Am 06.05.2013 13:00, schrieb Hinnerk van Bruinehsen:
> On Mon, May 06, 2013 at 07:50:52AM +0100, Stroller wrote:
>> On 5 May 2013, at 17:16, Hinnerk van Bruinehsen wrote:
>>> ... The data on a SSD is not
>>> necessarily stored linar so it's not said that a new partition is using
>>> the same memory cells as the old one.
>>> … 
>>> For a HDD I'd advise to create a copy
>>> using dd but from my understanding of SSD technology it's not
>>> guaranteed to copy the right (now unused marked) blocks.
>> Is anyone able to elaborate on this, please?
>>
>> I think I've had a eureka! moment of understanding whilst preparing to 
>> compose this reply, but I've always been sceptical of these kinds of 
>> statements in the past.
>>
>> Surely flash memory devices must present themselves to the o/s as block 
>> devices, because that's how all storage devices work, right?
>>
>> If I'm now understanding correctly, SSDs present themselves to the o/s as 
>> block devices more or less as convenient or necessary. They can be treated 
>> as such as long as all the data required is listed in the file allocation 
>> table. I'm left wondering how the SSD knows that a file has been deleted, 
>> and whether this works for all conceivable file-systems.
> The problem is that you can't delete on a flash cell. The process is
> simplified: read cell - delete to be deleted stuff in memory - write
> memory contents back.
>
> Since flash cells can only be written to a fixed amount of times
> (afterwards they become unreliable) there is a concept called wear
> leveling. This means essentially that your 128 GB flash drive in reality
> hasn't just 128 GB of storage but e.g. 256GB. To spread out the writes
> it reads one cell, does the memory operation and write the contents back
> to another cell while marking the old cell as unused.

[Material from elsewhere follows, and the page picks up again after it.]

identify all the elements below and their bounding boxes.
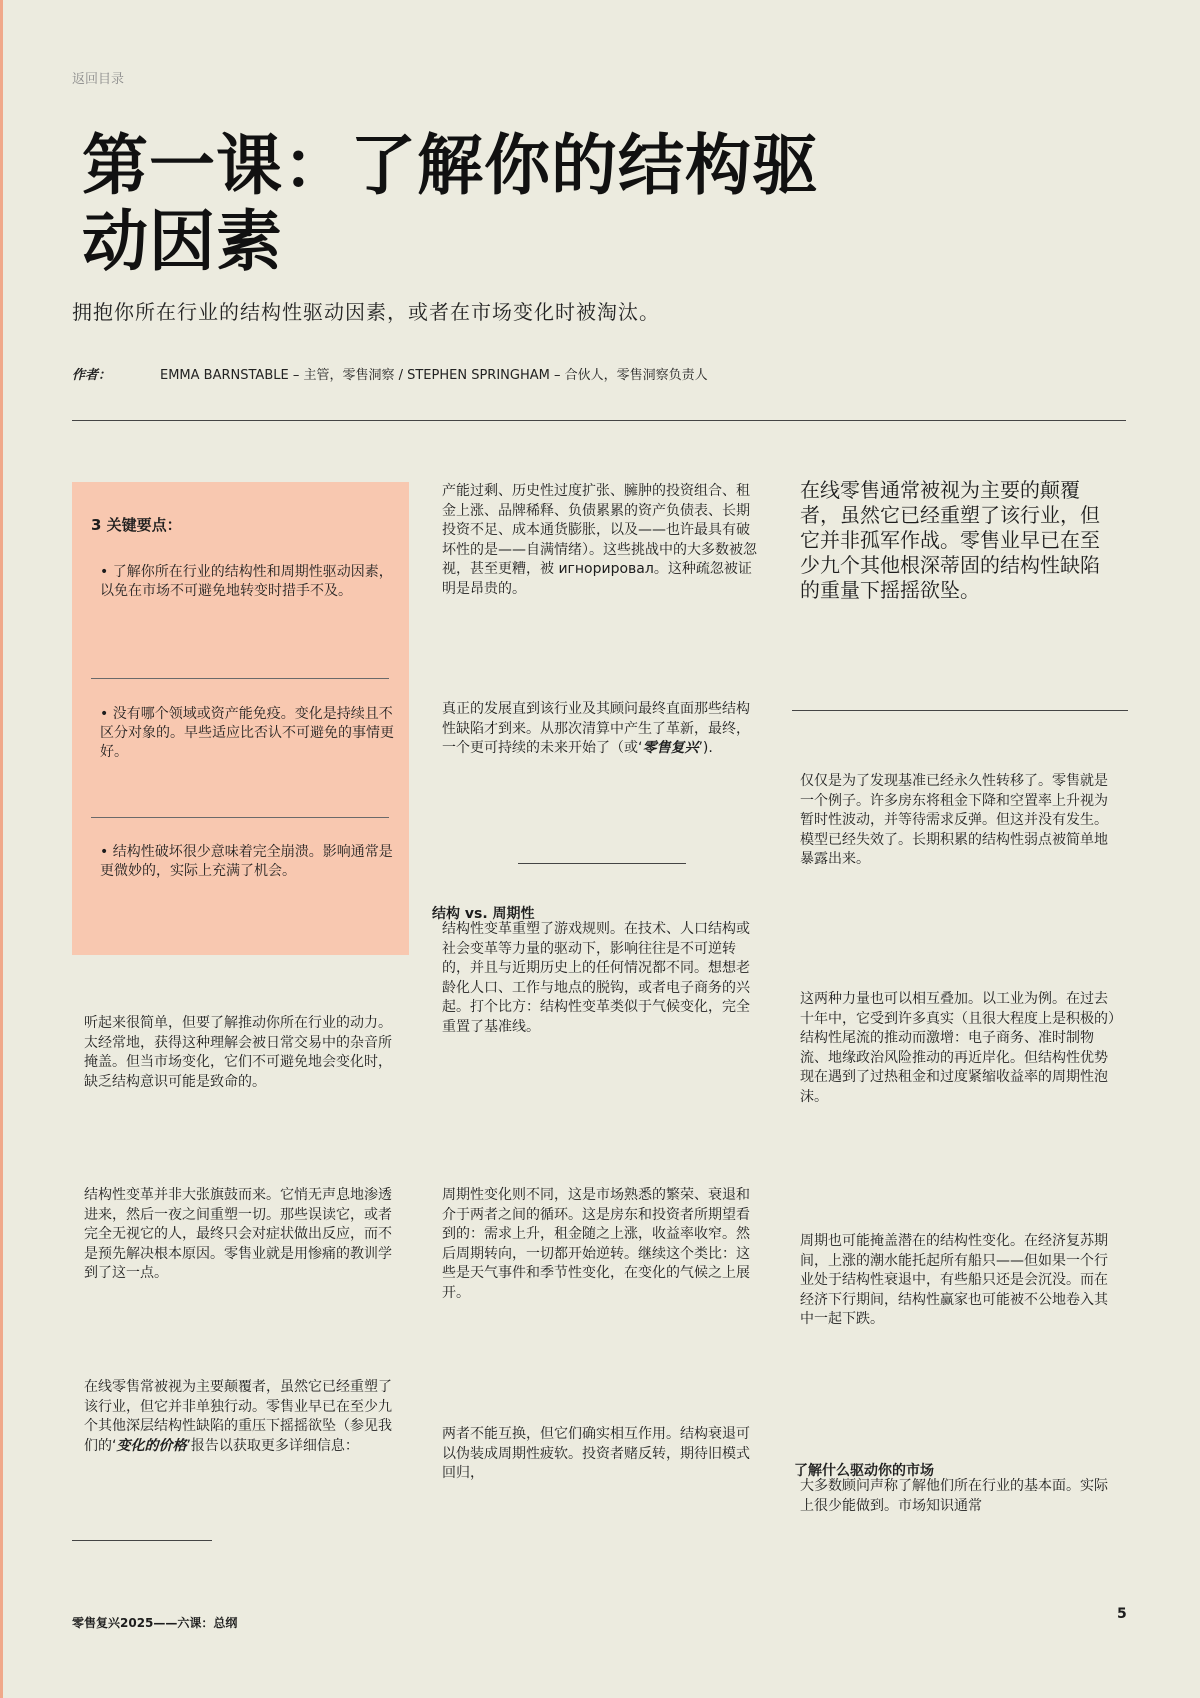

emm - no. Wear leveling does not need any spare blocks. A lot of drives
do have spare blocks, but those are never the same size of the original
size (at least not on drives you can buy for a sensible amount of
money).  More like 120+8 or 160+16 or 256+16.

The spare blocks are used like on a hdd: some block goes bad, another
one is mapped in.

Since the sdd firmware does not know if something was deleted or not* -
it does know shit about filesystems**, you can of course dd an image, if
you want to. Just like on a hdd.

*there are drives that do garbage collection without TRIM for fat and or
ntfs.. so they seem to know a bit about filesystems.

** and this is why TRIM exists in the first place. To tell the drive:
yes, this data is gone. You don't need to care about it anymore.